In other words, this populist approach was exactly how Trump persuaded a large part of the American working class that what they needed against the elites was an elite business man who would look out for their interests. It was just as absurd in the US as it was in Ukraine. And in both places the strategy worked.

Yanukovych’s strategy worked just as the same as it did for Trump.. Yanukovych used his time in power to concentrate wealth in his own hands. He used Russian practices for his own advantage and stopped rotating oligarchs as had been done in Ukraine. As Snyder said, “His dentist son became one of the richest men in Ukraine.”

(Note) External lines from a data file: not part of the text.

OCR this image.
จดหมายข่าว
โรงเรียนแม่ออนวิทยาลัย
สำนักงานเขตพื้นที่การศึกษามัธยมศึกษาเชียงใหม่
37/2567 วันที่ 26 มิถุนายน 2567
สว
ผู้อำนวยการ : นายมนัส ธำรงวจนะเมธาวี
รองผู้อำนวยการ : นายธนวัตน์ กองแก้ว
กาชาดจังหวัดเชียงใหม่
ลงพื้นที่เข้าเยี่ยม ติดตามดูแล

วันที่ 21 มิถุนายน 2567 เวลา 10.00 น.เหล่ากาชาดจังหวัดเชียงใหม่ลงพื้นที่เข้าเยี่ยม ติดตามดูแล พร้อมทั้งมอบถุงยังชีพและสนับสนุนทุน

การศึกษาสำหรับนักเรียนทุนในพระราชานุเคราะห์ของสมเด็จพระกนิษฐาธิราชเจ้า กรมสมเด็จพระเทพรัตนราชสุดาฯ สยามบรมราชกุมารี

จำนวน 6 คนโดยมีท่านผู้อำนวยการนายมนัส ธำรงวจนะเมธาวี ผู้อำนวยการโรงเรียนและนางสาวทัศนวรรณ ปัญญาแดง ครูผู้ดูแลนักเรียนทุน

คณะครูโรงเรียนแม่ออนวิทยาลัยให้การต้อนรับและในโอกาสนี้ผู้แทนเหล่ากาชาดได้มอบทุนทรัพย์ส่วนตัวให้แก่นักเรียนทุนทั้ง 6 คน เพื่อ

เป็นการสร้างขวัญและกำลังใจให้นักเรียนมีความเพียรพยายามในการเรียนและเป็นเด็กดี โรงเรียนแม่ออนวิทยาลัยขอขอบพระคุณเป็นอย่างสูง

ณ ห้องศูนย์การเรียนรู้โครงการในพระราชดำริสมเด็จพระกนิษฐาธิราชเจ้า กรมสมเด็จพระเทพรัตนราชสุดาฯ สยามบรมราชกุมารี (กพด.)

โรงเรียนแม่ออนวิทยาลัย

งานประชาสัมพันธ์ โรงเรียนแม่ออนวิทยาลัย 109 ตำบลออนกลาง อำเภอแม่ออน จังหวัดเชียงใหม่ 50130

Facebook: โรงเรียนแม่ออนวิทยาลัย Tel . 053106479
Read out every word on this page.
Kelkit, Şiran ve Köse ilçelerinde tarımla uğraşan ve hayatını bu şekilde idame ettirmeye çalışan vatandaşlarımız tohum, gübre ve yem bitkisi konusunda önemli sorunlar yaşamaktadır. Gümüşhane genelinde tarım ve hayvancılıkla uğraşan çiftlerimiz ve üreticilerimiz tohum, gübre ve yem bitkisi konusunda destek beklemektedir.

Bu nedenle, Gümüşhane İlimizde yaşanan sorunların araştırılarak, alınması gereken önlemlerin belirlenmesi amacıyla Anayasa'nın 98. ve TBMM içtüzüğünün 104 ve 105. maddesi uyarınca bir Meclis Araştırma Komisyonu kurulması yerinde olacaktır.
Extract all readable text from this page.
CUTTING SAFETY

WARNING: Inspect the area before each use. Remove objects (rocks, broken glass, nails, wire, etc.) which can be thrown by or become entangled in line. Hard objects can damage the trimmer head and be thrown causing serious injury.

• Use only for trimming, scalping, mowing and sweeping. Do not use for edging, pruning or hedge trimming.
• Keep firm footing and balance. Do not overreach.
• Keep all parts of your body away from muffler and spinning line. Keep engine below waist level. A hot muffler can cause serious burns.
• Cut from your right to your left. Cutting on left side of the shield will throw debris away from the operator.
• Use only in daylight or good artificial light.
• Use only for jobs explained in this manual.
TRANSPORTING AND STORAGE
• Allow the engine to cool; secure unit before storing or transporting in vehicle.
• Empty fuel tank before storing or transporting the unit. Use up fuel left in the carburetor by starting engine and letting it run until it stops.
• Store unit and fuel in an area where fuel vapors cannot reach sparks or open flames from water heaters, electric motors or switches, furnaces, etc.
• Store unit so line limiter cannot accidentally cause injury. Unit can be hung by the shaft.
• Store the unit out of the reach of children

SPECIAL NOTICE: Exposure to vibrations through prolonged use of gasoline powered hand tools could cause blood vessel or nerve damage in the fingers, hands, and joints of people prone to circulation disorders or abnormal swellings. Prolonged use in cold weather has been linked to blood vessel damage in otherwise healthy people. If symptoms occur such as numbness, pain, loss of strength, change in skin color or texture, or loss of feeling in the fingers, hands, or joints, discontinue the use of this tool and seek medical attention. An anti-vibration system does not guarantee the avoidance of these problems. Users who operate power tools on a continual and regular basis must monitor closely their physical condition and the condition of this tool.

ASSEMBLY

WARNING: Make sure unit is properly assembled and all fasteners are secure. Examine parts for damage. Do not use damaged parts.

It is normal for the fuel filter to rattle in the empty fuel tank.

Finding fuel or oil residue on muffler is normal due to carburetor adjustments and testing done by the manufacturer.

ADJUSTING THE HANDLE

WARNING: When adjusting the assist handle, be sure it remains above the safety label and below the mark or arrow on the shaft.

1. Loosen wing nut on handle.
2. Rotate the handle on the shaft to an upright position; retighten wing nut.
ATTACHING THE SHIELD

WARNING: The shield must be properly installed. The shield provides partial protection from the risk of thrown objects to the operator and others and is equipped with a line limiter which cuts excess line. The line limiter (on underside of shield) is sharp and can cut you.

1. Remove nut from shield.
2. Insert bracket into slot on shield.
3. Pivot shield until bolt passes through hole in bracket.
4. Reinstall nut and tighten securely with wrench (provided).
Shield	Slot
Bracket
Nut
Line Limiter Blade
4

Although there was certainly corruption in Ukrainian politics at least, as Snyder said,

“Whatever the flaws of the Ukrainian political system, Ukrainians after 1991 had come to take for granted that political disputes would be settled without violence…In a country that has seen more violence in the twentieth century than any other, the civic peace of the twenty-first was a proud achievement.

 

That was why the police attack on protesters in the Maidan came as such a shock to Ukrainians. When their children were beaten by police the Ukrainian people came to their support because they were bothered by the violence initiated by Yanukovych. All of this was in support of Ukrainians siding with Europe rather than Asia as Putin wanted. After the fact, Yanukovych legalized his use of force against the students and criminalized the action of the protesters. Copying Russian measures laws banned public gatherings, freedom of expression, and undefined “extremism” which ultimately meant anyone Yanukovych did not like. Russians helped him to do this.

At the end of 2013 Russian forces invaded Ukraine to rescue their puppet Yanukovych. Ukraine had many of the things Russia did, but it was not the same.

Ukraine had at least a rudimentary democracy. And that is important. From that beginning it grew.